Putra Gaelic

312 59 11
                                        

*

"Bright!!!!!"

Mata mew memerah seakan dipaksa terbuka. Nafasnya memburu, peluh membasahi tubuhnya.

Mew meremat dadanya, merasakan nyeri yang begitu hebat. Pikirannya kacau, perasaannya kalut, tapi mew tidak tahu hal apa gerangan yang menghampiri dirinya.

Mew bangkit, beranjak dari ranjang yang dilapisi kain mahal dari tanah Agrosa. Dia menatap dirinya didepan cermin, lambang klan Gaelic itu tercetak jelas di dada sebelah kirinya.

Sang rembulan mengintip malu-malu melewati jendela yang dipahat sesuai dengan lambang kebanggan Gaelic. Mew menoleh, menerawang pelataran kastil Gaelic yang gelap gulita. Masih tengah malam, tapi mata mew sudah terlanjur terbuka.

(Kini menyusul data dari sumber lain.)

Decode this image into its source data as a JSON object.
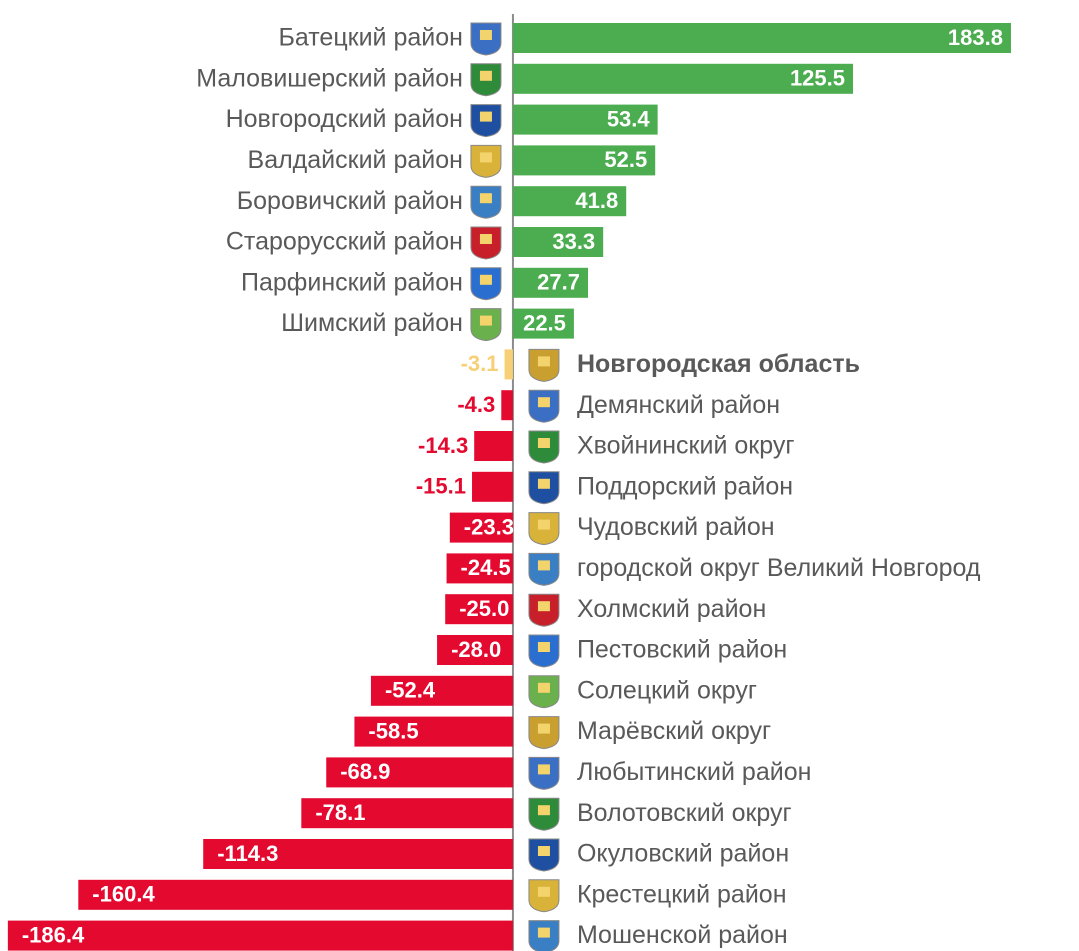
{
  "chart_data": {
    "type": "bar",
    "orientation": "horizontal",
    "categories": [
      "Батецкий район",
      "Маловишерский район",
      "Новгородский район",
      "Валдайский район",
      "Боровичский район",
      "Старорусский район",
      "Парфинский район",
      "Шимский район",
      "Новгородская область",
      "Демянский район",
      "Хвойнинский округ",
      "Поддорский район",
      "Чудовский район",
      "городской округ  Великий Новгород",
      "Холмский район",
      "Пестовский район",
      "Солецкий округ",
      "Марёвский округ",
      "Любытинский район",
      "Волотовский округ",
      "Окуловский район",
      "Крестецкий район",
      "Мошенской район"
    ],
    "values": [
      183.8,
      125.5,
      53.4,
      52.5,
      41.8,
      33.3,
      27.7,
      22.5,
      -3.1,
      -4.3,
      -14.3,
      -15.1,
      -23.3,
      -24.5,
      -25.0,
      -28.0,
      -52.4,
      -58.5,
      -68.9,
      -78.1,
      -114.3,
      -160.4,
      -186.4
    ],
    "value_labels": [
      "183.8",
      "125.5",
      "53.4",
      "52.5",
      "41.8",
      "33.3",
      "27.7",
      "22.5",
      "-3.1",
      "-4.3",
      "-14.3",
      "-15.1",
      "-23.3",
      "-24.5",
      "-25.0",
      "-28.0",
      "-52.4",
      "-58.5",
      "-68.9",
      "-78.1",
      "-114.3",
      "-160.4",
      "-186.4"
    ],
    "colors": [
      "#4cad50",
      "#4cad50",
      "#4cad50",
      "#4cad50",
      "#4cad50",
      "#4cad50",
      "#4cad50",
      "#4cad50",
      "#f7cf76",
      "#e3092f",
      "#e3092f",
      "#e3092f",
      "#e3092f",
      "#e3092f",
      "#e3092f",
      "#e3092f",
      "#e3092f",
      "#e3092f",
      "#e3092f",
      "#e3092f",
      "#e3092f",
      "#e3092f",
      "#e3092f"
    ],
    "highlight": 8,
    "xlim": [
      -189.3,
      208.9
    ]
  }
}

Mew melangkahkan kakinya keluar. Masih dengan bertelanjang dada, mew membawa kakinya menapaki anak tangga yang mengantarkannya sampai di lantai satu. Matanya menyapu seluruh ruangan di lantai satu tersebut, dan menerawang kembali ke masa silam.

Dulu, ketika ia masih kecil, masih di tingkat satu pelajaran mengenai hakikat hidup dan klan, mew seringkali menghabiskan waktunya disini. Bukan untuk belajar, melainkan bermain bersama saudara-saudaranya.

Mew akan berlarian diantara tiang dan patung-patung besar. Saling berkejaran seolah-seolah mereka sedang berada di arena perang. Mew kecil ingin sekali cepat menjadi dewasa, ingin cepat mengendarai kuda, ingin cepat mengayunkan pedang, melesatkan ratusan anak panah, dan merasakan kemenangan.

Mew ingin seperti ayahnya, seorang yang amat dicintai pengikutnya. Seseorang yang sayang pada keluarganya, seseorang dengan tutur bijak meredam amarah siapapun. Dan  Seseorang dengan wibawa sesejuk embun.

Pun dirinya sering menghabiskan waktu dengan sang kakek. Di beritahu ia segala hal tentang dunia, segala hal yang mungkin akan ia hadapi kedepannya, dan hal-hal yang berhubungan dengan klan, termasuk elunary.

Mew bersaudara tumbuh dengan kasih dan cinta yang tiada tara. Seluruh penduduk tanah Gaelic menyayanginya layaknya putranya sendiri. Mew dan saudara selalu dielukan dimanapun, selalu mendapatkan apapun dan tidak gentar bertarung dengan siapapun.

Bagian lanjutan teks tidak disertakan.